Dara Ashrafi is a Los Angeles based techno producer. He began his music artist journey fairly recently as he only started learning music production in December of 2020. Drawing from various artistic inspirations, Dara creates dark groovy techno music and is only looking to grow as an artist. Dara speaks with 6AM about his journey thus far as an artist, just after his release of his Tinitus EP on DeckRekord.
Thanks so much for talking to 6AM, how is the tail end of 2021 going for you?
The tail end of 2021 has been going fantastic for me considering where I was earlier in the year. It’s a major Improvement for sure. I’ve been able to send demos to my favorite labels, connect myself with the artists of those labels and be able to collaborate with other techno artists in the so cal scene as well. Furthermore, now that I’m on winter break from my university studies, I can spend more time producing some tracks. 2021 has given me plentiful inspiration for studio time.
What are some of the accomplishments you’ve made over the past year whether personal or for your artist project?
I first began my project around January of 2021, that’s when I really got serious and realized this is what I want to do. I had no experience of music production up until December of 2020, and so I spent some time and I honed my skills of production. I stayed away from sending demos until I knew my tracks we’re good enough to play. It was around this time as well that I began connecting myself with other artists in LA area. I had no idea where to start. I was extremely lucky to be able to sit down and talk to a well-known LA artist, Sohmi, who gave me tons of advice and motivation to continue this project and that really made me believe in myself. A couple months following that I got my first release on Argentine techno label “Mothr”.
“… I was different, instead of liking to party and have solely a fun time, I wanted to delve deeper on the little intricacies and details that go into producing good techno and listening to good techno as well.”
Dara Ashrafi on how he differed from other party goers.
Tell us a little bit about yourself. What first got you into music, and how long have you been DJing and producing music – what came first?
Like many other artists, I’ve had a lifelong passion for music whether it’s listening while doing school work, working out, or playing sports. It was at the end of my high school that my friend got a DJ mixer. Watching him use the mixer to create amazing sounds inspired me greatly. Shortly after that, I went to my first dance music event and completely fell in love with house and techno. As I slowly started making more connections in the scene, I understood that to really pursue my dream of solidifying myself as an artist I had to start producing my own tracks.
How would you describe your style of music/sound?

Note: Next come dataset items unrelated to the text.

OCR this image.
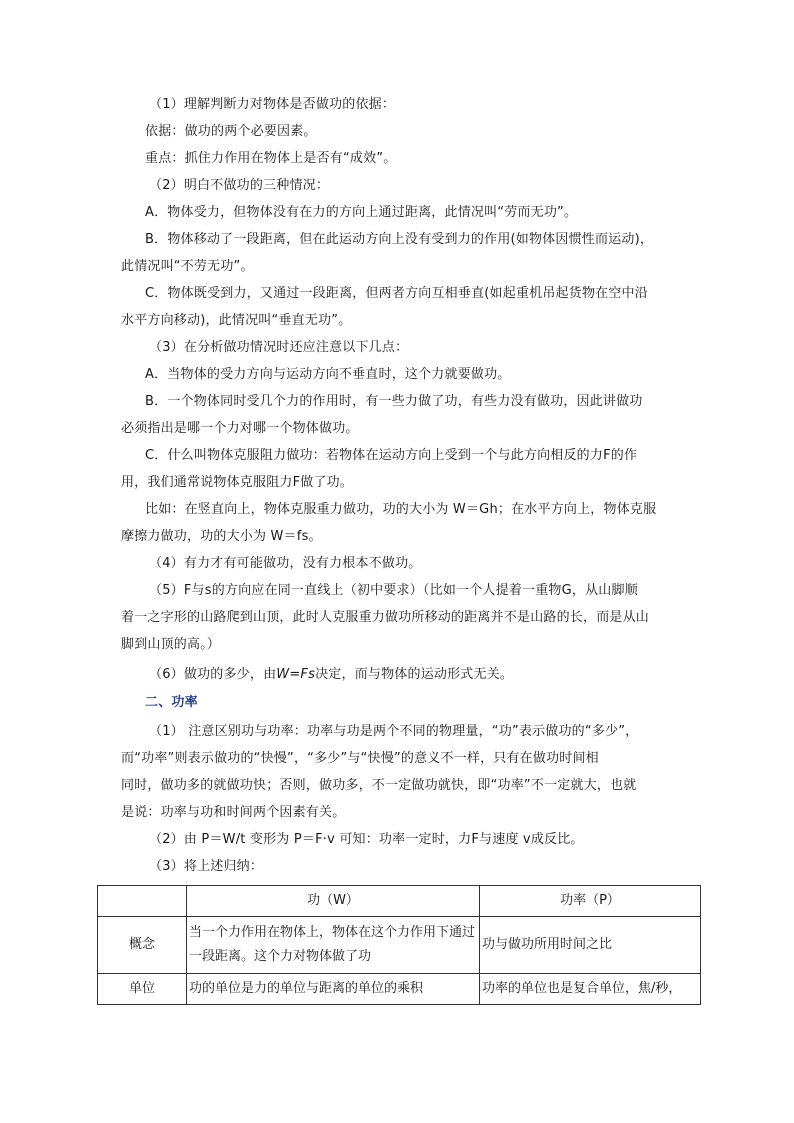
（1）理解判断力对物体是否做功的依据：
依据：做功的两个必要因素。
重点：抓住力作用在物体上是否有“成效”。
（2）明白不做功的三种情况：
A．物体受力，但物体没有在力的方向上通过距离，此情况叫“劳而无功”。
B．物体移动了一段距离，但在此运动方向上没有受到力的作用(如物体因惯性而运动)，
此情况叫“不劳无功”。
C．物体既受到力，又通过一段距离，但两者方向互相垂直(如起重机吊起货物在空中沿
水平方向移动)，此情况叫“垂直无功”。
（3）在分析做功情况时还应注意以下几点：
A．当物体的受力方向与运动方向不垂直时，这个力就要做功。
B．一个物体同时受几个力的作用时，有一些力做了功，有些力没有做功，因此讲做功
必须指出是哪一个力对哪一个物体做功。
C．什么叫物体克服阻力做功：若物体在运动方向上受到一个与此方向相反的力F的作
用，我们通常说物体克服阻力F做了功。
比如：在竖直向上，物体克服重力做功，功的大小为 W＝Gh；在水平方向上，物体克服
摩擦力做功，功的大小为 W＝fs。
（4）有力才有可能做功，没有力根本不做功。
（5）F与s的方向应在同一直线上（初中要求）（比如一个人提着一重物G，从山脚顺
着一之字形的山路爬到山顶，此时人克服重力做功所移动的距离并不是山路的长，而是从山
脚到山顶的高。）
（6）做功的多少，由W=Fs决定，而与物体的运动形式无关。
二、功率
（1） 注意区别功与功率：功率与功是两个不同的物理量，“功”表示做功的“多少”，
而“功率”则表示做功的“快慢”，“多少”与“快慢”的意义不一样，只有在做功时间相
同时，做功多的就做功快；否则，做功多，不一定做功就快，即“功率”不一定就大，也就
是说：功率与功和时间两个因素有关。
（2）由 P＝W/t 变形为 P＝F·v 可知：功率一定时，力F与速度 v成反比。
（3）将上述归纳：
	功（W）	功率（P）
概念	当一个力作用在物体上，物体在这个力作用下通过一段距离。这个力对物体做了功	功与做功所用时间之比
单位	功的单位是力的单位与距离的单位的乘积	功率的单位也是复合单位，焦/秒，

I feel my sound is a dynamic twist on dark techno. My tracks incorporate groovy dark techno sounds along with deep and visceral details around the mix. When I produce, I take into consideration a lot of factors such as what I’m listening to at the time, and what I want to achieve in that specific track. In the early stages of my project, I really wanted to produce house, but as I attended more and more events I slowly realized that I absolutely love techno. This was a little bit difficult for me because a lot of people my age love house, and tech-house party music. Yet I was different, instead of partying and solely having a fun time, I wanted to delve deeper into the little intricacies and details that go into producing good techno and listening to good techno as well.

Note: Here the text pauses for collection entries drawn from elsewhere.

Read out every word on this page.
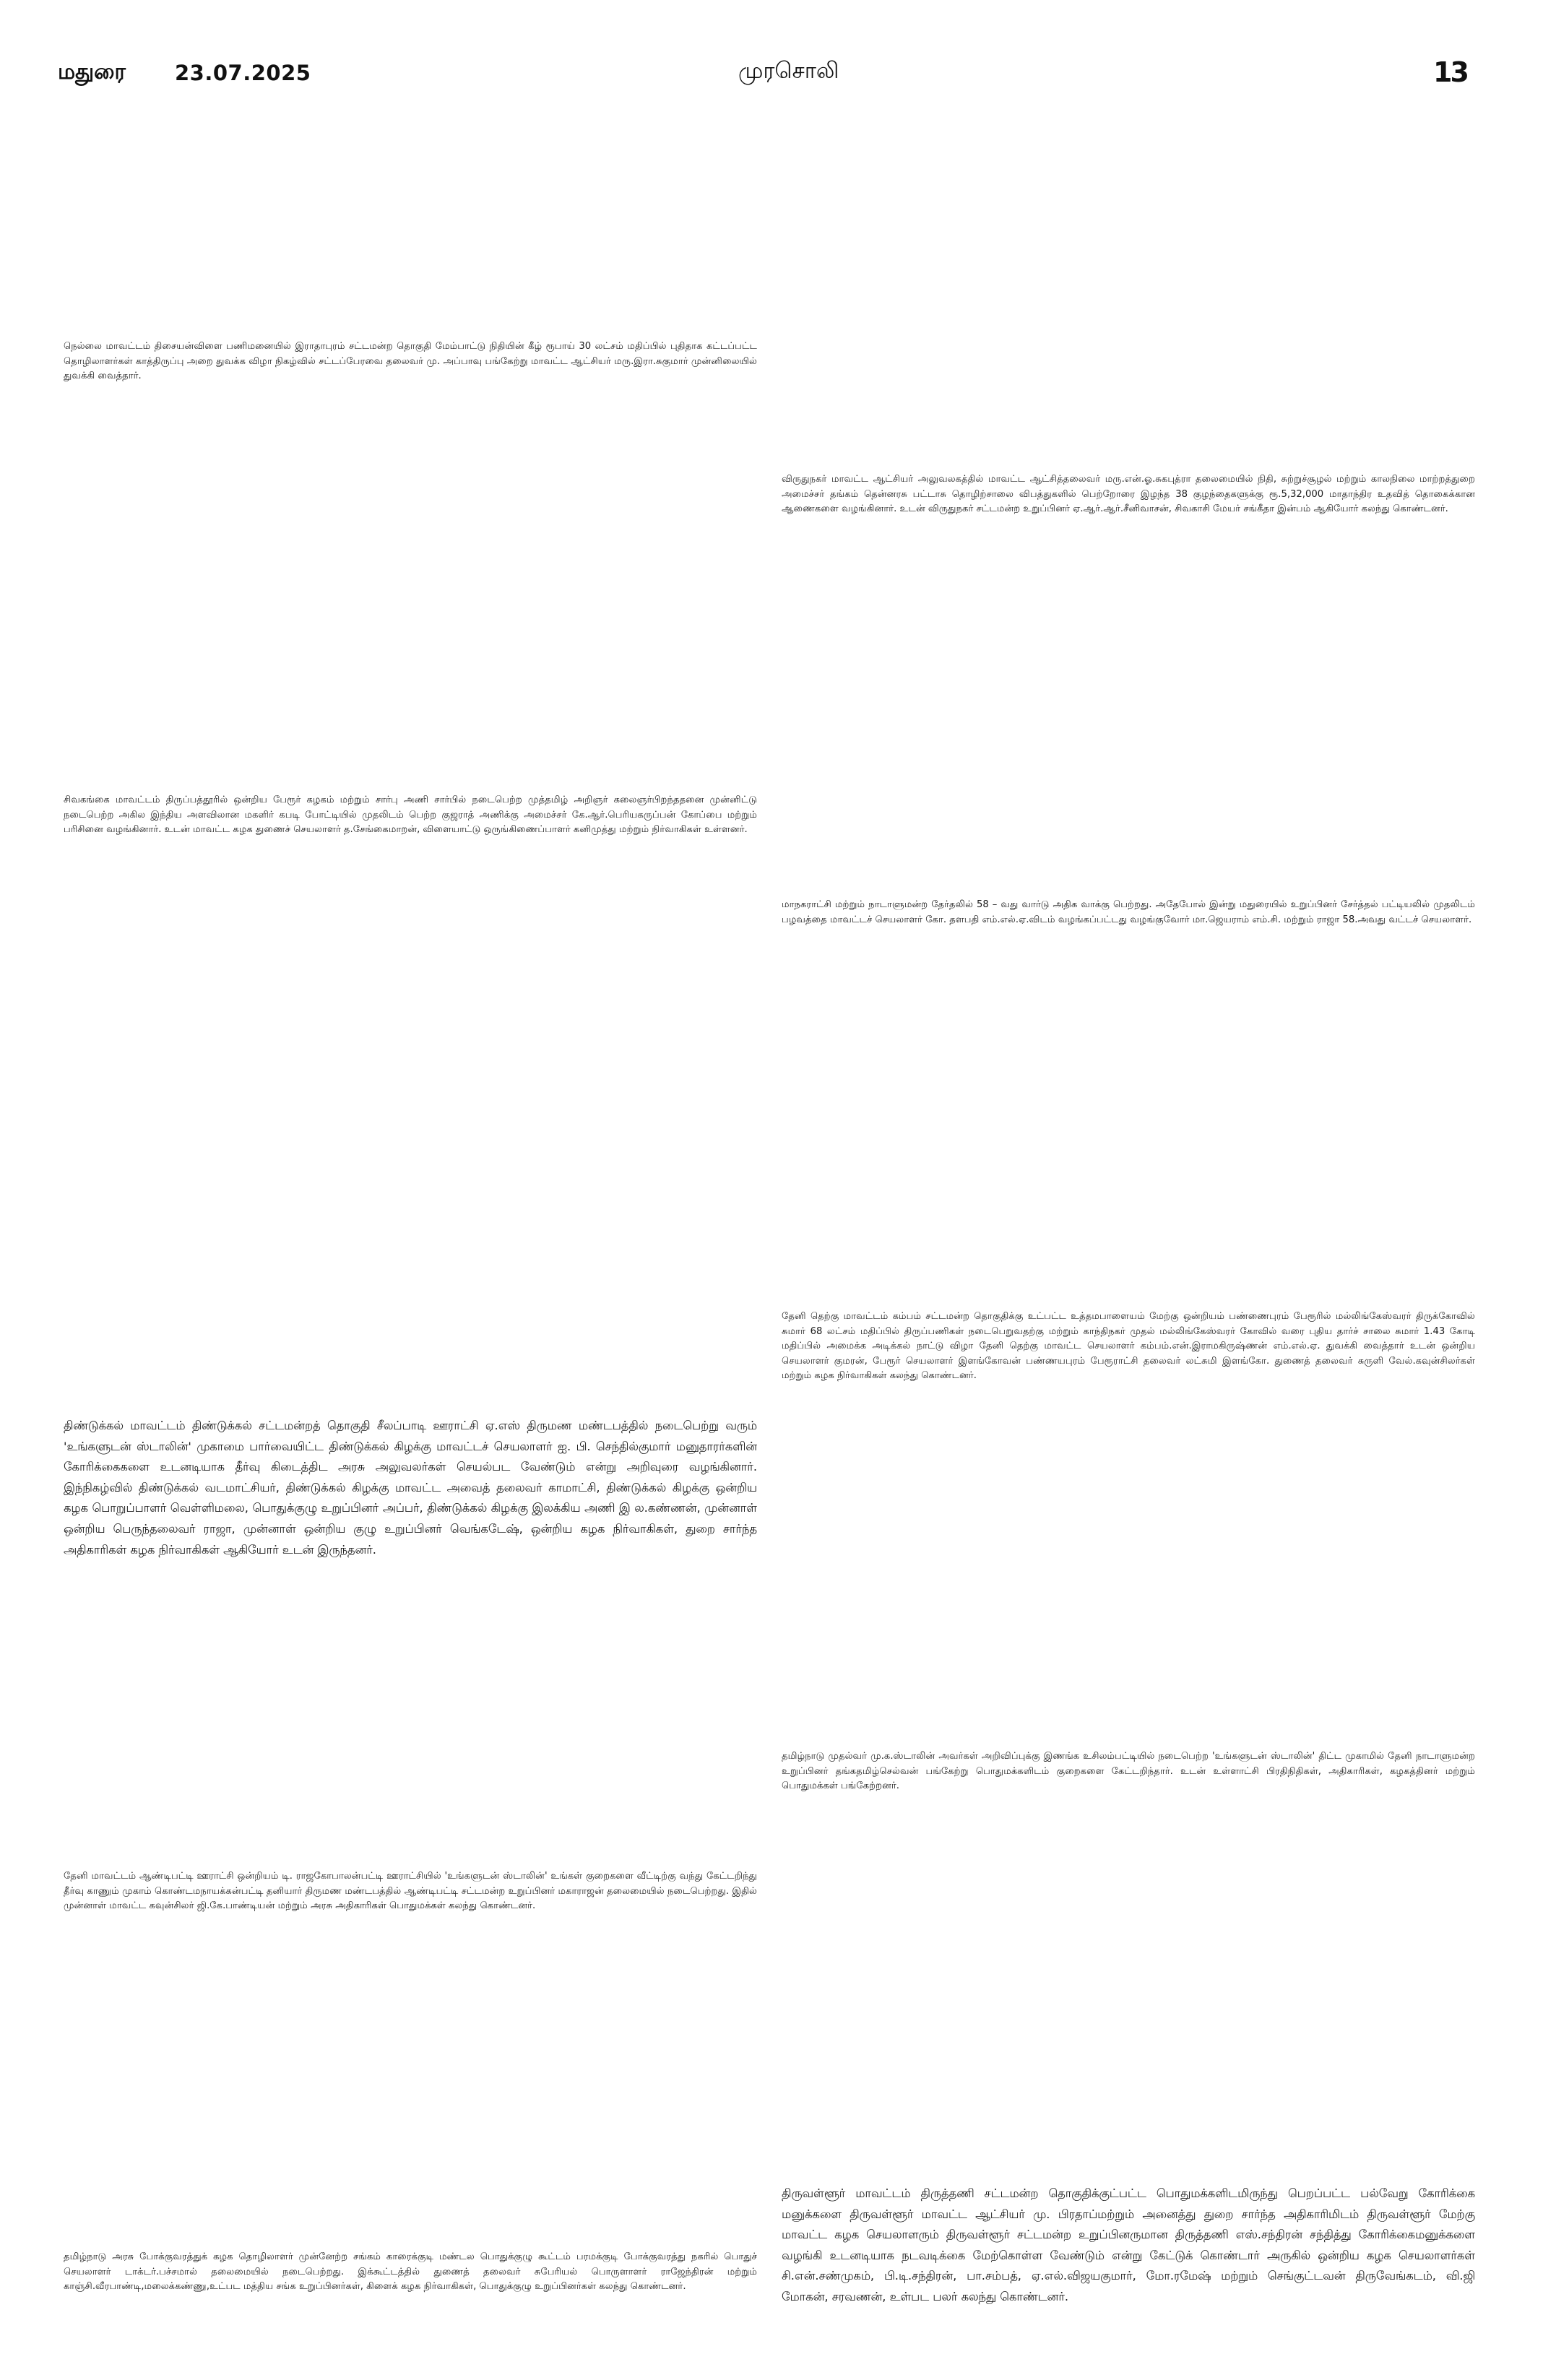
மதுரை 23.07.2025	முரசொலி	13

நெல்லை மாவட்டம் திசையன்விளை பணிமனையில் இராதாபுரம் சட்டமன்ற தொகுதி மேம்பாட்டு நிதியின் கீழ் ரூபாய் 30 லட்சம் மதிப்பில் புதிதாக கட்டப்பட்ட தொழிலாளர்கள் காத்திருப்பு அறை துவக்க விழா நிகழ்வில் சட்டப்பேரவை தலைவர் மு. அப்பாவு பங்கேற்று மாவட்ட ஆட்சியர் மரு.இரா.சுகுமார் முன்னிலையில் துவக்கி வைத்தார்.

விருதுநகர் மாவட்ட ஆட்சியர் அலுவலகத்தில் மாவட்ட ஆட்சித்தலைவர் மரு.என்.ஓ.சுகபுத்ரா தலைமையில் நிதி, சுற்றுச்சூழல் மற்றும் காலநிலை மாற்றத்துறை அமைச்சர் தங்கம் தென்னரசு பட்டாசு தொழிற்சாலை விபத்துகளில் பெற்றோரை இழந்த 38 குழந்தைகளுக்கு ரூ.5,32,000 மாதாந்திர உதவித் தொகைக்கான ஆணைகளை வழங்கினார். உடன் விருதுநகர் சட்டமன்ற உறுப்பினர் ஏ.ஆர்.ஆர்.சீனிவாசன், சிவகாசி மேயர் சங்கீதா இன்பம் ஆகியோர் கலந்து கொண்டனர்.

சிவகங்கை மாவட்டம் திருப்பத்தூரில் ஒன்றிய பேரூர் கழகம் மற்றும் சார்பு அணி சார்பில் நடைபெற்ற முத்தமிழ் அறிஞர் கலைஞர்பிறந்ததனை முன்னிட்டு நடைபெற்ற அகில இந்திய அளவிலான மகளிர் கபடி போட்டியில் முதலிடம் பெற்ற குஜராத் அணிக்கு அமைச்சர் கே.ஆர்.பெரியகருப்பன் கோப்பை மற்றும் பரிசினை வழங்கினார். உடன் மாவட்ட கழக துணைச் செயலாளர் த.சேங்கைமாறன், விளையாட்டு ஒருங்கிணைப்பாளர் கனிமுத்து மற்றும் நிர்வாகிகள் உள்ளனர்.

மாநகராட்சி மற்றும் நாடாளுமன்ற தேர்தலில் 58 – வது வார்டு அதிக வாக்கு பெற்றது. அதேபோல் இன்று மதுரையில் உறுப்பினர் சேர்த்தல் பட்டியலில் முதலிடம் பழவத்தை மாவட்டச் செயலாளர் கோ. தளபதி எம்.எல்.ஏ.விடம் வழங்கப்பட்டது வழங்குவோர் மா.ஜெயராம் எம்.சி. மற்றும் ராஜா 58.அவது வட்டச் செயலாளர்.

தேனி தெற்கு மாவட்டம் கம்பம் சட்டமன்ற தொகுதிக்கு உட்பட்ட உத்தமபாளையம் மேற்கு ஒன்றியம் பண்ணைபுரம் பேரூரில் மல்லிங்கேஸ்வரர் திருக்கோவில் சுமார் 68 லட்சம் மதிப்பில் திருப்பணிகள் நடைபெறுவதற்கு மற்றும் காந்திநகர் முதல் மல்லிங்கேஸ்வரர் கோவில் வரை புதிய தார்ச் சாலை சுமார் 1.43 கோடி மதிப்பில் அமைக்க அடிக்கல் நாட்டு விழா தேனி தெற்கு மாவட்ட செயலாளர் கம்பம்.என்.இராமகிருஷ்ணன் எம்.எல்.ஏ. துவக்கி வைத்தார் உடன் ஒன்றிய செயலாளர் குமரன், பேரூர் செயலாளர் இளங்கோவன் பண்ணயபுரம் பேரூராட்சி தலைவர் லட்சுமி இளங்கோ. துணைத் தலைவர் சுருளி வேல்.கவுன்சிலர்கள் மற்றும் கழக நிர்வாகிகள் கலந்து கொண்டனர்.

திண்டுக்கல் மாவட்டம் திண்டுக்கல் சட்டமன்றத் தொகுதி சீலப்பாடி ஊராட்சி ஏ.எஸ் திருமண மண்டபத்தில் நடைபெற்று வரும் 'உங்களுடன் ஸ்டாலின்' முகாமை பார்வையிட்ட திண்டுக்கல் கிழக்கு மாவட்டச் செயலாளர் ஐ. பி. செந்தில்குமார் மனுதாரர்களின் கோரிக்கைகளை உடனடியாக தீர்வு கிடைத்திட அரசு அலுவலர்கள் செயல்பட வேண்டும் என்று அறிவுரை வழங்கினார். இந்நிகழ்வில் திண்டுக்கல் வடமாட்சியர், திண்டுக்கல் கிழக்கு மாவட்ட அவைத் தலைவர் காமாட்சி, திண்டுக்கல் கிழக்கு ஒன்றிய கழக பொறுப்பாளர் வெள்ளிமலை, பொதுக்குழு உறுப்பினர் அப்பர், திண்டுக்கல் கிழக்கு இலக்கிய அணி இ ல.கண்ணன், முன்னாள் ஒன்றிய பெருந்தலைவர் ராஜா, முன்னாள் ஒன்றிய குழு உறுப்பினர் வெங்கடேஷ், ஒன்றிய கழக நிர்வாகிகள், துறை சார்ந்த அதிகாரிகள் கழக நிர்வாகிகள் ஆகியோர் உடன் இருந்தனர்.

தமிழ்நாடு முதல்வர் மு.க.ஸ்டாலின் அவர்கள் அறிவிப்புக்கு இணங்க உசிலம்பட்டியில் நடைபெற்ற 'உங்களுடன் ஸ்டாலின்' திட்ட முகாமில் தேனி நாடாளுமன்ற உறுப்பினர் தங்கதமிழ்செல்வன் பங்கேற்று பொதுமக்களிடம் குறைகளை கேட்டறிந்தார். உடன் உள்ளாட்சி பிரதிநிதிகள், அதிகாரிகள், கழகத்தினர் மற்றும் பொதுமக்கள் பங்கேற்றனர்.

தேனி மாவட்டம் ஆண்டிபட்டி ஊராட்சி ஒன்றியம் டி. ராஜகோபாலன்பட்டி ஊராட்சியில் 'உங்களுடன் ஸ்டாலின்' உங்கள் குறைகளை வீட்டிற்கு வந்து கேட்டறிந்து தீர்வு காணும் முகாம் கொண்டமநாயக்கன்பட்டி தனியார் திருமண மண்டபத்தில் ஆண்டிபட்டி சட்டமன்ற உறுப்பினர் மகாராஜன் தலைமையில் நடைபெற்றது. இதில் முன்னாள் மாவட்ட கவுன்சிலர் ஜி.கே.பாண்டியன் மற்றும் அரசு அதிகாரிகள் பொதுமக்கள் கலந்து கொண்டனர்.

திருவள்ளூர் மாவட்டம் திருத்தணி சட்டமன்ற தொகுதிக்குட்பட்ட பொதுமக்களிடமிருந்து பெறப்பட்ட பல்வேறு கோரிக்கை மனுக்களை திருவள்ளூர் மாவட்ட ஆட்சியர் மு. பிரதாப்மற்றும் அனைத்து துறை சார்ந்த அதிகாரிமிடம் திருவள்ளூர் மேற்கு மாவட்ட கழக செயலாளரும் திருவள்ளூர் சட்டமன்ற உறுப்பினருமான திருத்தணி எஸ்.சந்திரன் சந்தித்து கோரிக்கைமனுக்களை வழங்கி உடனடியாக நடவடிக்கை மேற்கொள்ள வேண்டும் என்று கேட்டுக் கொண்டார் அருகில் ஒன்றிய கழக செயலாளர்கள் சி.என்.சண்முகம், பி.டி.சந்திரன், பா.சம்பத், ஏ.எல்.விஜயகுமார், மோ.ரமேஷ் மற்றும் செங்குட்டவன் திருவேங்கடம், வி.ஜி மோகன், சரவணன், உள்பட பலர் கலந்து கொண்டனர்.

தமிழ்நாடு அரசு போக்குவரத்துக் கழக தொழிலாளர் முன்னேற்ற சங்கம் காரைக்குடி மண்டல பொதுக்குழு கூட்டம் பரமக்குடி போக்குவரத்து நகரில் பொதுச் செயலாளர் டாக்டர்.பச்சமால் தலைமையில் நடைபெற்றது. இக்கூட்டத்தில் துணைத் தலைவர் சுபேரியல் பொருளாளர் ராஜேந்திரன் மற்றும் காஞ்சி.வீரபாண்டி,மலைக்கண்ணு,உட்பட மத்திய சங்க உறுப்பினர்கள், கிளைக் கழக நிர்வாகிகள், பொதுக்குழு உறுப்பினர்கள் கலந்து கொண்டனர்.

I’ve realized that it’s an art form and in some ways, it’s a lifestyle. I look up to many of the techno artists in Los Angeles, many of them who have performed at 6AM events, being able to connect with them and broaden my view of the techno scene in Los Angeles has given me endless creativity in the studio.
Are there any artists who’ve really inspired your work as an artist?
The artists which I’m most inspired by are SUDO, Julian Jeweil, Sam Paganini, Maya Jane Coles, Truncate, and Jay Lumen. I love the idea of meshing all of these different styles together and creating something new and refreshing in techno.
What’s one thing you’ve most struggled with as an artist and what’s helped you manage that challenge?
The biggest thing I’ve struggled with as an artist is being able to connect myself with more established artists in the industry. Starting my journey not having any connections whatsoever in the scene was really difficult but a trait of mine that I’m really appreciative of is my dedication and persistence. Training my work ethic has been key to my progress.
Anything else you’d like to close out with?
I’m excited for what the new generation of techno artists will bring to the scene. Being a part of this new generation is a great honor. And knowing that there are other artists such as myself who are young, and passionate about techno makes me extremely grateful for the current established artists who are inspiring us all.